For more information on the Grazing Guidance and Survey, contact Kirk Wilbur in the CCA office.
Trump Administration Finalizes NEPA Revisions
Last Wednesday, the Trump Administration’s Council on Environmental Quality (CEQ) issued a final rule updating regulations implementing the National Environmental Policy Act (NEPA). It is the first comprehensive update to the NEPA regulations in 42 years.
A CEQ fact sheet explains the need for NEPA reforms: “the average length of an [Environmental Impact Statement] is over 600 pages, and…the average time for Federal agencies to conduct these NEPA reviews is four and a half years. However, reviews for some projects have taken much longer. NEPA is the most litigated environmental law in the country.…The increased costs and complexity of NEPA reviews and litigation make it very challenging for businesses and communities to plan, finance, and build projects in the United States.”
The final rule seeks to speed up NEPA analyses in part by putting presumptive page and time limits on NEPA documentation. Environmental Impacts Statements are to the prepared within two years, with a one-year time limit for Environmental Assessments.
CEQ has also simplified NEPA analyses by limiting the impacts an agency must consider as part of a NEPA analysis. Under prior federal regulations, agencies like the Bureau of Land Management and US Forest Service were required to consider “direct, indirect, and cumulative effects” of a proposed action, resulting in all-encompassing, expansive analyses. Under the new rule, agencies need only consider those effects of a proposed action which are “reasonably foreseeable and have a reasonably close causal relationship to the proposed action,” significantly reducing agencies’ workload and reducing the potential for legal challenges.
The rule also clarifies the definition of “major Federal action,” which will help agencies identify the level of NEPA analysis a proposed project requires. CCA has long argued that renewal of term grazing permits under the same terms and conditions, installation of basic range improvements and the routine administration of a grazing allotment are not major Federal actions; CCA will continue to advocate for streamlined NEPA analysis for such projects.
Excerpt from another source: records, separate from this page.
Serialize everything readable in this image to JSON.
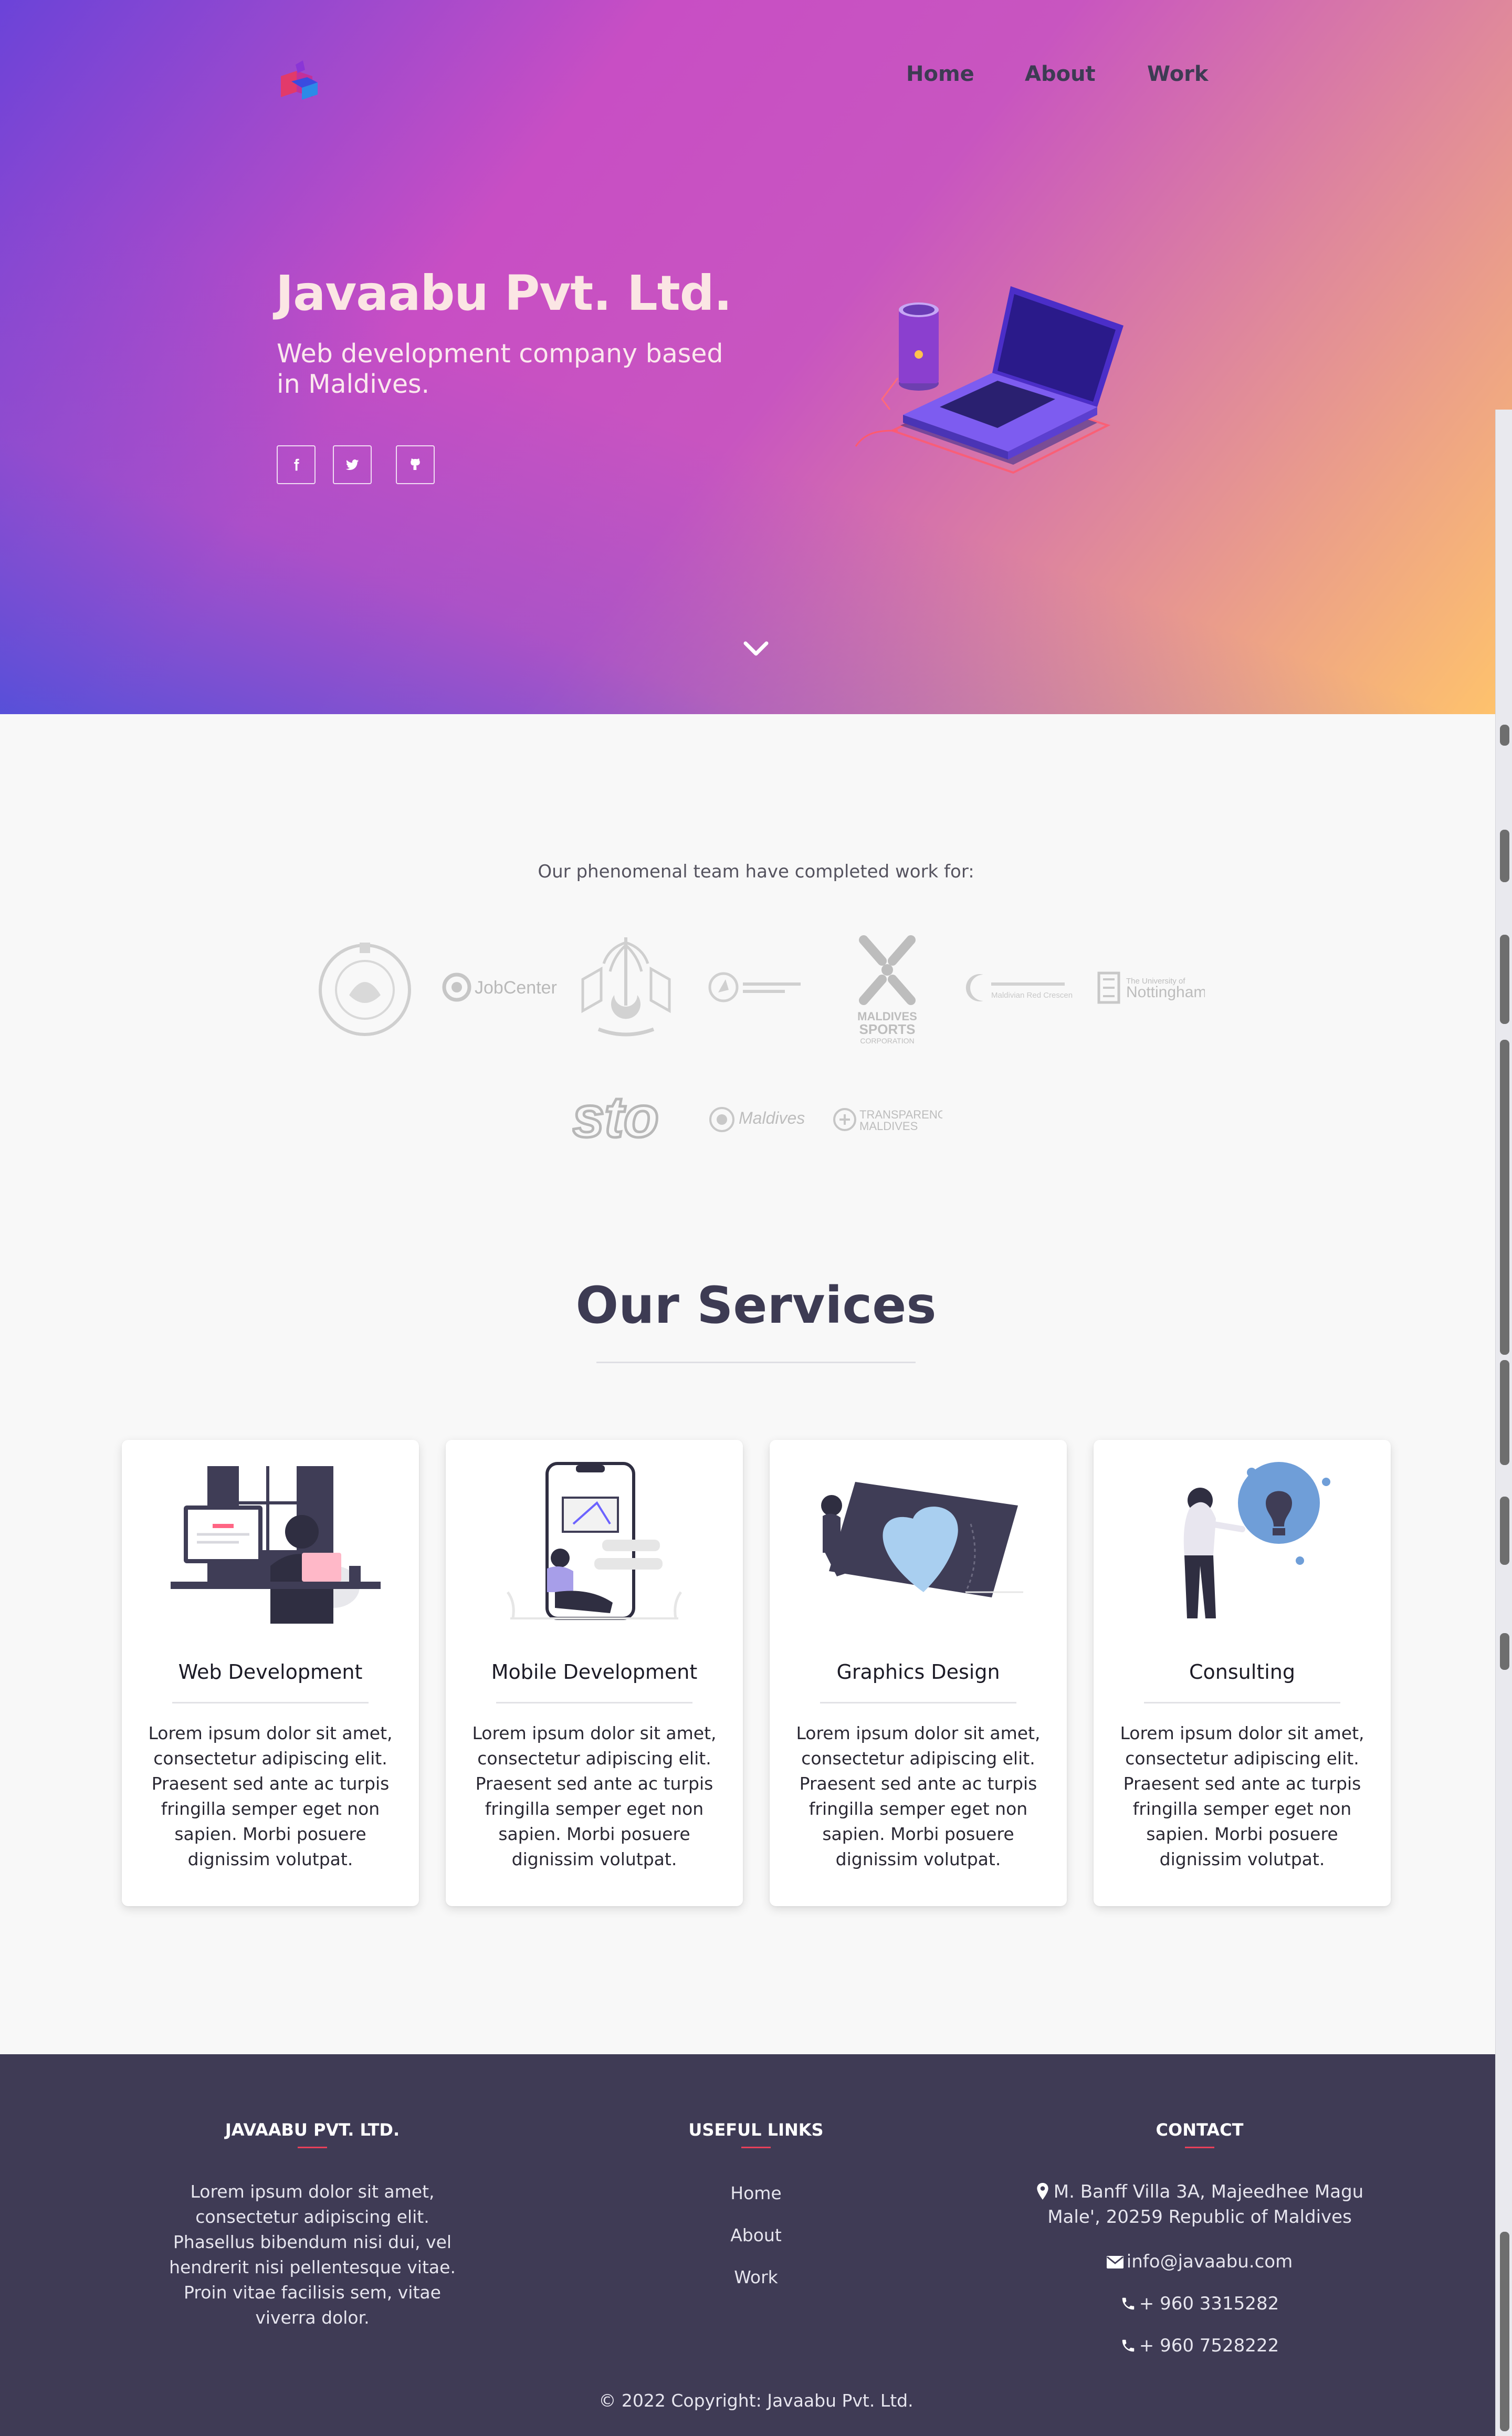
{
  "header": {
    "logo_icon": "javaabu-logo-icon",
    "nav": [
      "Home",
      "About",
      "Work"
    ]
  },
  "hero": {
    "title": "Javaabu Pvt. Ltd.",
    "subtitle": "Web development company based in Maldives.",
    "social": [
      "facebook-icon",
      "twitter-icon",
      "github-icon"
    ]
  },
  "clients": {
    "intro": "Our phenomenal team have completed work for:",
    "logos": [
      {
        "name": "seal-logo"
      },
      {
        "name": "jobcenter-logo",
        "text": "JobCenter"
      },
      {
        "name": "maldives-emblem-logo"
      },
      {
        "name": "maldives-post-logo"
      },
      {
        "name": "maldives-sports-corporation-logo",
        "text": "MALDIVES SPORTS CORPORATION"
      },
      {
        "name": "maldivian-red-crescent-logo",
        "text": "Maldivian Red Crescent"
      },
      {
        "name": "university-of-nottingham-logo",
        "text": "Nottingham"
      },
      {
        "name": "sto-logo",
        "text": "sto"
      },
      {
        "name": "visit-maldives-logo",
        "text": "Maldives"
      },
      {
        "name": "transparency-maldives-logo",
        "text": "TRANSPARENCY MALDIVES"
      }
    ]
  },
  "services": {
    "title": "Our Services",
    "items": [
      {
        "title": "Web Development",
        "text": "Lorem ipsum dolor sit amet, consectetur adipiscing elit. Praesent sed ante ac turpis fringilla semper eget non sapien. Morbi posuere dignissim volutpat."
      },
      {
        "title": "Mobile Development",
        "text": "Lorem ipsum dolor sit amet, consectetur adipiscing elit. Praesent sed ante ac turpis fringilla semper eget non sapien. Morbi posuere dignissim volutpat."
      },
      {
        "title": "Graphics Design",
        "text": "Lorem ipsum dolor sit amet, consectetur adipiscing elit. Praesent sed ante ac turpis fringilla semper eget non sapien. Morbi posuere dignissim volutpat."
      },
      {
        "title": "Consulting",
        "text": "Lorem ipsum dolor sit amet, consectetur adipiscing elit. Praesent sed ante ac turpis fringilla semper eget non sapien. Morbi posuere dignissim volutpat."
      }
    ]
  },
  "footer": {
    "company_heading": "JAVAABU PVT. LTD.",
    "company_text": "Lorem ipsum dolor sit amet, consectetur adipiscing elit. Phasellus bibendum nisi dui, vel hendrerit nisi pellentesque vitae. Proin vitae facilisis sem, vitae viverra dolor.",
    "links_heading": "USEFUL LINKS",
    "links": [
      "Home",
      "About",
      "Work"
    ],
    "contact_heading": "CONTACT",
    "address": "M. Banff Villa 3A, Majeedhee Magu Male', 20259 Republic of Maldives",
    "email": "info@javaabu.com",
    "phone1": "+ 960 3315282",
    "phone2": "+ 960 7528222",
    "copyright": "© 2022 Copyright: Javaabu Pvt. Ltd."
  },
  "colors": {
    "brand_dark": "#3d3b53",
    "footer_bg": "#3f3b55",
    "accent_red": "#e8405a"
  }
}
Since the outset of the Trump Administration, CCA has worked closely with our national affiliates the National Cattlemen’s Beef Association and the Public Lands Council to advance NEPA reform efforts. The final rule released Wednesday is a victory for the nation’s cattlemen, and CCA and its affiliates will continue to work tirelessly to streamline NEPA to the benefit of California’s ranchers.
CCA, NCBA Lobby Congress for Additional COVID-19 Relief
Late last month, CCA and national affiliate the National Cattlemen’s Beef Association (NCBA)—along with 33 other livestock associations—submitted a letter to Congress regarding priorities the beef industry would like to see incorporated in possible “Phase 4” COVID-19 legislation. The Senate and House of Representatives are likely to tackle another phase of COVID-19 relief legislation upon their return from recess (they returned to session today).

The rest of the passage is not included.